The dangerous failure mode is that it can do 80% of the work, narrate the remaining 20% convincingly, and stop.
That is why verification has to become a first-class workflow object.
For any non-trivial task, the final answer should be grounded in evidence:
- What changed?
- What command verified it?
- What failed?
- What remains untested?
- What assumption is still open?
This is where hooks, checklists, CI, and strict completion rules matter. Not because they make the model smarter. Because they make it harder for the loop to end on vibes.
11. The new skill is not prompting. It is loop design.
Prompting still matters.
But after this analysis, I think "prompt engineering" is too small a frame for serious coding agents.
The higher-leverage work is loop design:
- What tools exist?
- What do they return?
- Which tools can run in parallel?
- What permissions are required?
- What context is loaded by default?
- What gets cached?
- What gets written to memory?
- What must be verified before completion?
- What should stop the agent?
- What should force a human decision?
The model is one component. The loop is the system.
Most bad agent behavior is not a model problem in isolation. It is a loop problem:
- bad tool output
- missing tests
- unclear permissions
- stale docs
- hidden state
- noisy logs
- no stop condition
- no verification gate
If you want better AI coding results, improve the loop.
12. The practical operating rules I took away
Here is the short version I would give any team rolling this out seriously:
- Treat Claude Code as a shell operator, not just a coding assistant.
- Make repo commands boring, fast, and documented.
- Prefer structured tool output over prose.
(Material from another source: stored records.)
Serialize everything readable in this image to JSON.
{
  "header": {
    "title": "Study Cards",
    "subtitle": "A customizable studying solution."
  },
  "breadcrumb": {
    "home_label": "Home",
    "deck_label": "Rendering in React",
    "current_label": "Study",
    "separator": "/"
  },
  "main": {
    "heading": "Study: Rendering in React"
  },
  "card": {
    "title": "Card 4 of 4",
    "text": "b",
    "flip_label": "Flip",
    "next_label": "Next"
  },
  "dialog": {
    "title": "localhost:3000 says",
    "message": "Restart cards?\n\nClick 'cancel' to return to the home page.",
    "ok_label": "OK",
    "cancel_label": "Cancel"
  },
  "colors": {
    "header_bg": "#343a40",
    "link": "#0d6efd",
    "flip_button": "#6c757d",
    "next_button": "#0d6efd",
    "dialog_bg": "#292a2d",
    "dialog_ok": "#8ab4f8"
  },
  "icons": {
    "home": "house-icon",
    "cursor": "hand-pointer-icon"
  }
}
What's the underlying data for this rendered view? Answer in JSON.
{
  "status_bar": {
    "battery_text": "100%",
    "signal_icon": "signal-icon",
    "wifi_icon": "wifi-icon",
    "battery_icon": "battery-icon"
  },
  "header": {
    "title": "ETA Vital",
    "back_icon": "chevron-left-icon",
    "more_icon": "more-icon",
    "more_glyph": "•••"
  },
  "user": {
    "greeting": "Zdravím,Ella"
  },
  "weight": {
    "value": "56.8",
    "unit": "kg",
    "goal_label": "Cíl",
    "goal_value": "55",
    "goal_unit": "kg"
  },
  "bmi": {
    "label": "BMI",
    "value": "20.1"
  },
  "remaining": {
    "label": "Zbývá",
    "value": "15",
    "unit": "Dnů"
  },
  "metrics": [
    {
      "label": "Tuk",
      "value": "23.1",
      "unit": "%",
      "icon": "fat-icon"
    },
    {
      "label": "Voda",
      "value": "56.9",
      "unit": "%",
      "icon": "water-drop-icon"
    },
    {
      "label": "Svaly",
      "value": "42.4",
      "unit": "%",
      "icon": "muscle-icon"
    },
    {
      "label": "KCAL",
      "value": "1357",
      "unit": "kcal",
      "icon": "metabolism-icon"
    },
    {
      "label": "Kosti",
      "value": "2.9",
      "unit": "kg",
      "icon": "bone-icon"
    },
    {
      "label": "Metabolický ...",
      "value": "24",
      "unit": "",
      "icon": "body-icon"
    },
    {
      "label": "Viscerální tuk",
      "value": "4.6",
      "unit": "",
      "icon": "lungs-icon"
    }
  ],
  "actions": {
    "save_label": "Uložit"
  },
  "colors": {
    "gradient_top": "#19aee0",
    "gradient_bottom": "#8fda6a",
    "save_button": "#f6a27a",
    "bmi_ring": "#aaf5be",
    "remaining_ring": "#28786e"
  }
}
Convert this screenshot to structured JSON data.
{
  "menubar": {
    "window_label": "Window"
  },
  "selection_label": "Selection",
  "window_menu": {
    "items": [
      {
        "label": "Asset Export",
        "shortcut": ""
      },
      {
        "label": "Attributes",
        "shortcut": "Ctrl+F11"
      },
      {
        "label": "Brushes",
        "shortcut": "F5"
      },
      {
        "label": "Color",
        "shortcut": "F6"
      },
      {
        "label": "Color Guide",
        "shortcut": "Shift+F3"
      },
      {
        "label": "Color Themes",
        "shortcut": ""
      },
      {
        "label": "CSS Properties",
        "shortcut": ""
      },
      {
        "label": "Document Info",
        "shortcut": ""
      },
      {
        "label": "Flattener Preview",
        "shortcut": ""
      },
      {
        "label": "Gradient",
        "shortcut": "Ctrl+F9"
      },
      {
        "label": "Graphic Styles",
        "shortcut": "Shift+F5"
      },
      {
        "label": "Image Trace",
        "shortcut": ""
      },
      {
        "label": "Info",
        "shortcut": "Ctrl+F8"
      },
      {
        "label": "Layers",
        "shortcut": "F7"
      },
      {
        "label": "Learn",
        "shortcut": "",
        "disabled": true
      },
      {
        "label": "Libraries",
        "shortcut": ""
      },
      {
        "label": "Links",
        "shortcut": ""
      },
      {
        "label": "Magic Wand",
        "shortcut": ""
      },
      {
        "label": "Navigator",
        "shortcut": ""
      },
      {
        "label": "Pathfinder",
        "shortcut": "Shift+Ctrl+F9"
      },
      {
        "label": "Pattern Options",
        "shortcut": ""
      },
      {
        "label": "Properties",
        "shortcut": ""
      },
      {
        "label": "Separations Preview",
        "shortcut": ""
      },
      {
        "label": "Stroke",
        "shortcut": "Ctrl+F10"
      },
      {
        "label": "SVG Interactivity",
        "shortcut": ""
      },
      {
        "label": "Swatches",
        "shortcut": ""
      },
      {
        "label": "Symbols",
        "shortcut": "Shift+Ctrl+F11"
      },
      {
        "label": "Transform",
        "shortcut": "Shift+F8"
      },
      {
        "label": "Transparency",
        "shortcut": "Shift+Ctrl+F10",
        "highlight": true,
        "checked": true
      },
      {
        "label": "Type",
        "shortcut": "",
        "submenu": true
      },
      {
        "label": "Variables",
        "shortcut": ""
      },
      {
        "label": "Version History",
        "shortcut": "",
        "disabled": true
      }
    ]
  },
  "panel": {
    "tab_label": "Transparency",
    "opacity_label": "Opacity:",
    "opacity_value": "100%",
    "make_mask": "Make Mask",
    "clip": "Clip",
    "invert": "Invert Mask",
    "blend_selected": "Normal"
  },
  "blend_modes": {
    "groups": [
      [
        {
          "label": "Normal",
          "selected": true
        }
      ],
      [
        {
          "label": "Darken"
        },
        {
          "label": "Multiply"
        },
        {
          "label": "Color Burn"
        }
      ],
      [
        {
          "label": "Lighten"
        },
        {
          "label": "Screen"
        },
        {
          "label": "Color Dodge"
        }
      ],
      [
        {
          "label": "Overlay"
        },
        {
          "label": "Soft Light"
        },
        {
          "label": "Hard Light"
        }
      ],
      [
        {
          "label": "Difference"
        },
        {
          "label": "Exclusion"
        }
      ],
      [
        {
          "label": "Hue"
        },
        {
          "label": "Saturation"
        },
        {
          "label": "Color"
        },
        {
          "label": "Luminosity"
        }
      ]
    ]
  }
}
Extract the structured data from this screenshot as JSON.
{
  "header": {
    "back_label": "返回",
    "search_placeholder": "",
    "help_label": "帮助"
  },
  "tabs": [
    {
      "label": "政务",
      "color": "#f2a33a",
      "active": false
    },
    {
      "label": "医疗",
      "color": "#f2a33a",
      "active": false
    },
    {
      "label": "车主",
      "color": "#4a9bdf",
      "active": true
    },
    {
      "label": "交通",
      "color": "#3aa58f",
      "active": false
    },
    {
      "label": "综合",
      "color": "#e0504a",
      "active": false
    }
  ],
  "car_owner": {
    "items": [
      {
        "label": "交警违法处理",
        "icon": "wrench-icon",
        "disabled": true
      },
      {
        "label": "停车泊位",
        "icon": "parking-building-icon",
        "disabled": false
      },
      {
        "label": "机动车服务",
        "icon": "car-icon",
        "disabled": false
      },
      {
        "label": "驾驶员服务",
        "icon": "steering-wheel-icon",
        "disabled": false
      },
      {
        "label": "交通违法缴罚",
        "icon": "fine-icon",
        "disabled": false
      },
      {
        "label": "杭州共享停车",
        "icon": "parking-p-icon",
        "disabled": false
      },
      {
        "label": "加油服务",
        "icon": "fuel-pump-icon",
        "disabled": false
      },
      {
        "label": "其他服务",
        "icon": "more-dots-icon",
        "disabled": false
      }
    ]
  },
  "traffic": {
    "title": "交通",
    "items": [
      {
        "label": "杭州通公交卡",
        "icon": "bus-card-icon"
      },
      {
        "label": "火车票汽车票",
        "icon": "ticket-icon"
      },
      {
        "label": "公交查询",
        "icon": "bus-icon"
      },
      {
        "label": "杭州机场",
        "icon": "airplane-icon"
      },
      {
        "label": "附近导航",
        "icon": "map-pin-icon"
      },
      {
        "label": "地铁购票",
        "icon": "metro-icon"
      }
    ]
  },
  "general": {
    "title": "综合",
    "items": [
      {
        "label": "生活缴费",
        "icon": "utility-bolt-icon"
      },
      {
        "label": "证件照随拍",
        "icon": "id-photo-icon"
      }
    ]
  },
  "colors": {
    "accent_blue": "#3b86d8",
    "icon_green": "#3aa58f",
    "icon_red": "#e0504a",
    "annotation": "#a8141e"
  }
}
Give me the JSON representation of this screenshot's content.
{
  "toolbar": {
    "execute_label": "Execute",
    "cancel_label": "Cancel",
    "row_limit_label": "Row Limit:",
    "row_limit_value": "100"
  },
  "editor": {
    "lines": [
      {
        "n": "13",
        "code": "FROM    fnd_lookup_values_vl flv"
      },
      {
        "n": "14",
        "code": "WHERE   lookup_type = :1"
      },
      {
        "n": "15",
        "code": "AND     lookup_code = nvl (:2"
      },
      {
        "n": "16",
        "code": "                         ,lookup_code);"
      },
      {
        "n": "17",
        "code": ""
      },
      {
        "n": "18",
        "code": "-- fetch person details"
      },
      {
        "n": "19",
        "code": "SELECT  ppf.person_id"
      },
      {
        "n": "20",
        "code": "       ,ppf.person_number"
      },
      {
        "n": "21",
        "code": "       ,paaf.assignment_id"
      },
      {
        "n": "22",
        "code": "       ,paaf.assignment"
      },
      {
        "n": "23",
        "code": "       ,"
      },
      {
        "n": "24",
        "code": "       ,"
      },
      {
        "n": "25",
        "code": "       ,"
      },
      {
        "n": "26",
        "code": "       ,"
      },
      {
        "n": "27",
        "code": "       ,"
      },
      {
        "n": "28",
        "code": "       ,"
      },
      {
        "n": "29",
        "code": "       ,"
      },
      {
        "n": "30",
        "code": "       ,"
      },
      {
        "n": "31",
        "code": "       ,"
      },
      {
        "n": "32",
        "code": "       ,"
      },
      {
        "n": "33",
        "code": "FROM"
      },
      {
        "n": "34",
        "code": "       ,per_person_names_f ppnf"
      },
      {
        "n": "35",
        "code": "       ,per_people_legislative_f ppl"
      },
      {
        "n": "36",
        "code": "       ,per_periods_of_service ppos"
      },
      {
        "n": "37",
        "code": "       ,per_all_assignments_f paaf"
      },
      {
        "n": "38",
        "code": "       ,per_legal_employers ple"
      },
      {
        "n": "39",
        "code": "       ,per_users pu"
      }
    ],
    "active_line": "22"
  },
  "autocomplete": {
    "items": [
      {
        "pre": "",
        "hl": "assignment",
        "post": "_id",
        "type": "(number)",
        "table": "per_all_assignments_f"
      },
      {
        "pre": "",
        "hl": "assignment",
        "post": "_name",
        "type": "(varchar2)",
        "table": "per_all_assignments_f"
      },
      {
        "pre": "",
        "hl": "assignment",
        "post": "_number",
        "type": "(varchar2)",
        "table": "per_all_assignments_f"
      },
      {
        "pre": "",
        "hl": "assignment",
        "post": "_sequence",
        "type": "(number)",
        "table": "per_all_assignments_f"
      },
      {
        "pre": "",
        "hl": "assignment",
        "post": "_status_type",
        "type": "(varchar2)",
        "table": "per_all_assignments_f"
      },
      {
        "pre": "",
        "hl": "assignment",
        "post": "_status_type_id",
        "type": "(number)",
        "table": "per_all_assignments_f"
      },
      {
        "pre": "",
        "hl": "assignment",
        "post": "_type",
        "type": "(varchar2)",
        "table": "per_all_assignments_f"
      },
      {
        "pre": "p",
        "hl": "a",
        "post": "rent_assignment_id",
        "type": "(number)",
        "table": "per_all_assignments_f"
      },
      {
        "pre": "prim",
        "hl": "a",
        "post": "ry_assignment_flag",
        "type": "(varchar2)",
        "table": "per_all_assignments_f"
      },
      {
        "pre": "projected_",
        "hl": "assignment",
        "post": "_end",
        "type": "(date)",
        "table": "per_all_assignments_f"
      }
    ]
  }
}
- Make the agent read before it edits.
- Keep plans tied to executable next steps.
- Use subagents for independent fan-out, not vague delegation.
- Search the web for unstable external facts; search the repo for local truth.
- Make failure outputs legible.
- Never let "done" mean "the model says it is done."
- Track the loop, not just the prompt.
The punchline
The real shift is not that AI can write code.
The real shift is that AI can operate the development environment.
That is much bigger and much messier.
Writing code is one act inside software work. Operating the loop includes reading, testing, failing, searching, editing, debugging, checking tickets, using the browser, moving across machines, and proving the result.
245,306 tool calls later, I trust the loop more than the answer.
The answer is cheap.
The loop is where the truth shows up.
Methodology note
I analyzed Claude Code JSONL transcripts stored in object storage. The raw blob store contained 13,782 blobs and 23.8 GB. Because many blobs are repeated snapshots of growing session transcripts, the analytic corpus deduped to the latest blob per session ID: 6,120 files and 4.9 GB.
I counted assistant content blocks with type = tool_use as tool calls. I counted type = tool_result blocks separately. Transcript rows with type = user are not all human prompts; most are tool-result carrier messages. That distinction is why I report both user rows and human user rows.
The corpus spans blob dates from 2026-01-12 through 2026-05-04, 113 calendar days inclusive, with 105 active blob days. Event timestamps inside the transcripts range from 2025-11-25 through 2026-05-04 because some session files preserve older conversation history.